Lawrence held a fundraiser for medical debt relief that canceled $100,000 in outstanding medical debt for local residents.

At a March 2026 No Kings protest, Lawrence addressed the crowd and stated that because President Trump was never held accountable for his role in the January 6 attacks, he was more emboldened during his second term. He advocated that Trump should be impeached, prosecuted, and barred from public office.

In July 2026, comments from a 2024 podcast in which Lawrence described "the older generation of Black political leadership" as "a pillar, frankly, for establishment, capitalist, imperialist American power" and said that their role "really defangs the white left," received criticism. Lawrence said his remarks were "taken out of context," and added, "The way I made this point was clumsy, and I regret my choice of words."

On August 4, 2026, Lawrence won the Democratic primary election, defeating Ambassador Bridget Brink and former Navy SEAL Matt Maasdam.

Lawrence's expunged 2013 conviction became an issue in the general election campaign. He had discussed the arrest publicly in an Instagram video, in which he said of the protest, "Was it righteous? Absolutely. Was it wise? Perhaps not," acknowledged that the protesters had failed to stop the pipeline, and said he would not advise others to do what he did.
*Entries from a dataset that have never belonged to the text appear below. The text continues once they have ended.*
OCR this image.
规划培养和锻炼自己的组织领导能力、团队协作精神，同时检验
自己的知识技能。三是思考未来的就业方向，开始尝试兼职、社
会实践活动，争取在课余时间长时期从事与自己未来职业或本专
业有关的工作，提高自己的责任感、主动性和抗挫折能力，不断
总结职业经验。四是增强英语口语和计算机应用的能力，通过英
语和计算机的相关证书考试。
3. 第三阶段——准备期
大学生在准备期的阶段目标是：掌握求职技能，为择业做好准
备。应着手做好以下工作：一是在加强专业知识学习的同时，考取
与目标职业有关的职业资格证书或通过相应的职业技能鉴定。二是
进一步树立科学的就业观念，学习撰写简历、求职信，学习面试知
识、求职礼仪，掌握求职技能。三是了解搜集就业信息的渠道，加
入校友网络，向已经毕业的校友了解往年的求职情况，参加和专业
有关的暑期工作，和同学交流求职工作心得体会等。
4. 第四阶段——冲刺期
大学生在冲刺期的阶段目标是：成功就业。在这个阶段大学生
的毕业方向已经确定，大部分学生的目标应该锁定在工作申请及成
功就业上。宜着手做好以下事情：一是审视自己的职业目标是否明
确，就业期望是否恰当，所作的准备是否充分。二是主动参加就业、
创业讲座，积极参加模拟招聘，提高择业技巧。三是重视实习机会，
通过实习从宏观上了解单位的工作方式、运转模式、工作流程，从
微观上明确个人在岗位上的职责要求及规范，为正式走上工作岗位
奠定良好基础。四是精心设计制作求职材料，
His campaign described the guilty plea as a practical decision to resolve the case. In August 2026, Barrett criticized Lawrence over the protest, and the National Republican Congressional Committee labeled him a felon. Lawrence responded, "I stand by the righteousness of that action," adding that he was proud to have taken part while conceding that the action may not have been the wisest course. He said he had acted to prevent another spill like the one in 2010 and accused Barrett and his allies of trying to distract from the conduct of the Trump administration.

==Political positions==
Lawrence said the 2003 Iraq war, which started when he was 13, was a "formative political experience of my life."
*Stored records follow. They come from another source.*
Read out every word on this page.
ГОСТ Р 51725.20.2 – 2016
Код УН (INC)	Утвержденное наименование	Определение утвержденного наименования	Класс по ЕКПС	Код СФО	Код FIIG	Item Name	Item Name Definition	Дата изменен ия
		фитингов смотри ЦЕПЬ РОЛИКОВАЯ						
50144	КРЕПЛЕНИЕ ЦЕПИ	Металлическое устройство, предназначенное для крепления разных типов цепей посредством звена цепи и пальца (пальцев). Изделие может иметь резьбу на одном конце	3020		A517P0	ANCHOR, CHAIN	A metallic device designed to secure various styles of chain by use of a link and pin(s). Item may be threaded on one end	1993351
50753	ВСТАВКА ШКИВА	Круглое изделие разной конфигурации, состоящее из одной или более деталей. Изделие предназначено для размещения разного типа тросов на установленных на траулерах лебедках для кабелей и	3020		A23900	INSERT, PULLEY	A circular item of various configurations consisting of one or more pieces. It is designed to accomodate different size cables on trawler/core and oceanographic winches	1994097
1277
Lawrence has said he would invest in affordable housing, quality health care, elder care, and child care. He has also sharply criticized the United States' involvement in the 2026 Iran war, support for Israel in the Gaza war and the Gaza genocide. He is an advocate for Medicare for All and a Green New Deal, as well as creating more public housing. He has spoken out against the construction of a new ICE detention processing center in Romulus, Michigan, and ICE administrative offices in Southfield, Michigan.

Lawrence has criticized the growing push to bring large data centers to Michigan.

In September 2026, CNN's KFile reported that Lawrence had deleted hundreds of posts made under a previous Twitter account, largely between 2020 and 2022. In the posts, he expressed support for police and prison abolition and "free and open migration", called for nationalizing fossil-fuel companies to wind down production, and advocated abolishing the U.S. Senate and a "fundamental overhaul" of the Constitution. In 2022 he described the nuclear-family home as an "isolating, individualistic, violent way of organizing society". In December 2021, in song lyrics he posted about Senator Joe Manchin's opposition to Democrats' climate agenda, he wrote, "Our generation says f**k you for everything. Hurry up and die so that we can get started." Other posts attacked moderate Democrats: he called then-Rep. Abigail Spanberger's criticism of "defund the police" a "tantrum", wrote that it was "time for the Dem civil war to rage", said it was "better to be a minority party that stands for something than a majority party that can't govern", and in 2020 wrote that he was "ashamed to be represented" by then-Rep. Elissa Slotkin. Lawrence responded that he had "done my fair share of thinking out loud on the internet", that he disagreed with some of his earlier posts, that he did not support defunding the police or open borders, and that he regretted his comment about Slotkin.

==Personal life==
Lawrence lives in Lansing with his wife Dinah. He is a member of the Working Families Party. Lawrence was a member of the Democratic Socialists of America until July 2026.